Scientific classification
- Kingdom: Plantae
- Clade: Embryophytes
- Clade: Tracheophytes
- Clade: Angiosperms
- Clade: Eudicots
- Clade: Rosids
- Order: Fabales
- Family: Fabaceae
- Subfamily: Caesalpinioideae
- Clade: Mimosoid clade
- Genus: Acacia
- Species: A. dorsenna
- Binomial name: Acacia dorsenna Maslin
- Synonyms: Racosperma dorsennum (Maslin) Pedley

= Acacia dorsenna =

- Genus: Acacia
- Species: dorsenna
- Authority: Maslin
- Conservation status: P1
- Synonyms: Racosperma dorsennum (Maslin) Pedley

Species of legume

Acacia dorsenna is a species of flowering plant in the family Fabaceae and is endemic to a restricted region of inland Western Australia. It is a dense, domed, glabrous shrub with elliptic to egg-shaped phyllodes, spherical heads of bright, mid-golden yellow flowers and narrowly oblong pods rounded over the seeds.

==Description==
Acacia dorsenna is dense, domed, glabrous shrub that typically grows to a height of 1.0–1.6 m and up to 3 m wide. Its phyllodes are elliptic to egg-shaped with the narrower end towards the base, with a markedly convex upper margin 10–15 mm long and 5–9 mm with a small gland 0.5–2 mm above the base of the phyllode. The flowers are borne in seven to ten spherical heads in racemes 19–25 mm long, the heads on peduncles 4–16 mm long, each head with 15 to 21 bright mid-golden yellow flowers.
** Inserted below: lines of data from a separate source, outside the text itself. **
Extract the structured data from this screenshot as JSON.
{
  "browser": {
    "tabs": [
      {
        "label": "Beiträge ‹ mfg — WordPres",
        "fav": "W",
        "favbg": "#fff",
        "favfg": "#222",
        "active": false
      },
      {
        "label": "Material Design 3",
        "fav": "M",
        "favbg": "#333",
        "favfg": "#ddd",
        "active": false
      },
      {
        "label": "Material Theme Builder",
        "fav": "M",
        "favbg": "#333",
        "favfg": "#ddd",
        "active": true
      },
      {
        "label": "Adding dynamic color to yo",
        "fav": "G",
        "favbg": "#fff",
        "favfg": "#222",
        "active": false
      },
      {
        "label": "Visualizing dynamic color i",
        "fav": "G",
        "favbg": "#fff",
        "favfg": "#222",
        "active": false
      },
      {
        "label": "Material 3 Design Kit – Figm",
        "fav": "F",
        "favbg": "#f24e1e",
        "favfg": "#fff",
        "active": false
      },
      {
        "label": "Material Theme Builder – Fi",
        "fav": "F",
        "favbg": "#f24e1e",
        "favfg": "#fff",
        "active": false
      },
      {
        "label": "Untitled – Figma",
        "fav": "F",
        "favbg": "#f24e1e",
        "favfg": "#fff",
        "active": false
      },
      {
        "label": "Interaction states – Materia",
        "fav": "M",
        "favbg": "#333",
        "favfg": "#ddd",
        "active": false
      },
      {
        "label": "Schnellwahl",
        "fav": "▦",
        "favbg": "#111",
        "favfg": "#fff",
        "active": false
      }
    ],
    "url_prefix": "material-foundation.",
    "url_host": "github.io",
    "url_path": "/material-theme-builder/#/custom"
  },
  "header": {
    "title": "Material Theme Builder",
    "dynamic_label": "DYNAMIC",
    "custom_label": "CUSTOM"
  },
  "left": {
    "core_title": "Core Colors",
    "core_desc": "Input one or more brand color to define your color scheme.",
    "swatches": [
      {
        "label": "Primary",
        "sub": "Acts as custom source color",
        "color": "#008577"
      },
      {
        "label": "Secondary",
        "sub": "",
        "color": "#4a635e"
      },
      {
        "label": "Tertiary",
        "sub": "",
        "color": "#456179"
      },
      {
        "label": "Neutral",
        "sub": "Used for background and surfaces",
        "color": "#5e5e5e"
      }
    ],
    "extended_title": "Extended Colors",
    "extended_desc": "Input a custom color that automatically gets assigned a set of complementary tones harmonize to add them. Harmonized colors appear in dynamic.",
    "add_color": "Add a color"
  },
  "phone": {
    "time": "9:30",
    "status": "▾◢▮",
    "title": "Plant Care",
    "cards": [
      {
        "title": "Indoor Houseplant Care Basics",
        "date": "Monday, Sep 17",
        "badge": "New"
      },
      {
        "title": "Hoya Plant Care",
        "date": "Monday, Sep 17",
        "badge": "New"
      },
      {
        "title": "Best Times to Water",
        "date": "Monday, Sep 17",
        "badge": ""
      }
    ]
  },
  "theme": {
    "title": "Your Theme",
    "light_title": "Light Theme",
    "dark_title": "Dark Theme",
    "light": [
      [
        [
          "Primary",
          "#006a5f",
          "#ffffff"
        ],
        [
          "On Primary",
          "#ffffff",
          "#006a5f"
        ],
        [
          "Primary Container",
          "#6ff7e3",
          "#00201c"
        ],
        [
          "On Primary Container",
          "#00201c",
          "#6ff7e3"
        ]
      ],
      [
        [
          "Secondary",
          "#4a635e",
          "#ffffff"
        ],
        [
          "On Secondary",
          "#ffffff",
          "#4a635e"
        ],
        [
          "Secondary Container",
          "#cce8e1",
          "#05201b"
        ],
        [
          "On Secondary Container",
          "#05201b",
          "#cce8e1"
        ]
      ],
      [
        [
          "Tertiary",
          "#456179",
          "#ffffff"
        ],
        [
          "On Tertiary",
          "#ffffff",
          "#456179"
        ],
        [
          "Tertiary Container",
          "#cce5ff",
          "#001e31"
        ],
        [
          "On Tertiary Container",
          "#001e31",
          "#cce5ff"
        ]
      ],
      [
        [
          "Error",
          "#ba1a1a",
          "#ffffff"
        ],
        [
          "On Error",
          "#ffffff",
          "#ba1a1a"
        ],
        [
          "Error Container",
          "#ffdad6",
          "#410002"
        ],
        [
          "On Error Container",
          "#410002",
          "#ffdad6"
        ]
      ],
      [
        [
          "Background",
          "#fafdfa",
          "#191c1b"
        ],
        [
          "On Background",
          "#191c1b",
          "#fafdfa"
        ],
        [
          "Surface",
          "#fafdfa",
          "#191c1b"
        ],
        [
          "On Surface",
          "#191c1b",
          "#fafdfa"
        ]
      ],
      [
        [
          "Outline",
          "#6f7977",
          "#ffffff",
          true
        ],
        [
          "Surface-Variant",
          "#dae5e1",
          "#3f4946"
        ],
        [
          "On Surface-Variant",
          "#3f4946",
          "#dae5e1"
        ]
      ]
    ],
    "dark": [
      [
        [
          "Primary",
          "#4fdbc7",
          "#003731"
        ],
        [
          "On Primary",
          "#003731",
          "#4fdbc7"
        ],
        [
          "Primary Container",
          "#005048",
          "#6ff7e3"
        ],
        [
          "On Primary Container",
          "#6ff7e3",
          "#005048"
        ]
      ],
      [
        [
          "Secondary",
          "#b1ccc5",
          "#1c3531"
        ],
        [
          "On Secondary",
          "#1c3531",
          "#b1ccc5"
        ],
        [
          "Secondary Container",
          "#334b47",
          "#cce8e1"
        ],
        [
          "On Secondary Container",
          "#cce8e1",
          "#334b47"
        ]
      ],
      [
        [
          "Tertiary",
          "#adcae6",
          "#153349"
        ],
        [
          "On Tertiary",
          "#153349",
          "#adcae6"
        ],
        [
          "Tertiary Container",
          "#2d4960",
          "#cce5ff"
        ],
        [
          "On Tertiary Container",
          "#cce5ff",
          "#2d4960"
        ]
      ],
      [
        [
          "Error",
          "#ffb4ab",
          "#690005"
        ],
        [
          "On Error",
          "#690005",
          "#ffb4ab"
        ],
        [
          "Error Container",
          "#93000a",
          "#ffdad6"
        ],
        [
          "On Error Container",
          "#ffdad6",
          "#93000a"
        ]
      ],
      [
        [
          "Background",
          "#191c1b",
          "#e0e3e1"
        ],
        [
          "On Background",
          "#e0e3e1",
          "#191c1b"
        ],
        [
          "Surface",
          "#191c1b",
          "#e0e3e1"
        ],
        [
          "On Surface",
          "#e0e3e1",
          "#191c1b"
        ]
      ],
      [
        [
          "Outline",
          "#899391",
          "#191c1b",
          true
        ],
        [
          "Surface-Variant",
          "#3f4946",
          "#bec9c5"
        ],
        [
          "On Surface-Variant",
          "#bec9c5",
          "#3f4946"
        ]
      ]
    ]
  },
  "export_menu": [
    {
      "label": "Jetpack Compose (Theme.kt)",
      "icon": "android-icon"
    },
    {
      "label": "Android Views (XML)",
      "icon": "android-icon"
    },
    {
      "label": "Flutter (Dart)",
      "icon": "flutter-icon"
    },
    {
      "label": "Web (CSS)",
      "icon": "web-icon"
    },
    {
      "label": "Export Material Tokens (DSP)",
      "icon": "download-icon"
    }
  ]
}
Flowering has been recorded in August and September, and the pods are narrowly oblong, up to 60 mm long and 11 mm wide, brown, firmly papery, and conspicuously rounded over the seeds. The seeds are oblong-elliptic, of up to 4 mm long with a small aril.

It is a member of the A. prainii group and resembles A. camptoclada and some forms of A. merrallii.

==Taxonomy==
Acacia dorsenna was first formally described in 1995 by Bruce Maslin in the journal Nuytsia from specimens he collected north of Norseman in 1986. The specific epithet (dorsenna) means 'humpbacked', "alluding to the predominantly rounded upper margin of the phyllodes".

==Distribution and habitat==
This species of wattle grows in red-brown, rocky, sandy loam or clayey loam and is only known from two populations about 25 km north of Norseman in the Coolgardie bioregion of inland Western Australia.

==Conservation status==
Acacia dorsenna is listed as 'Priority One' by the Government of Western Australia Department of Biodiversity, Conservation and Attractions, meaning that it is known from only one or a few locations that are potentially at risk.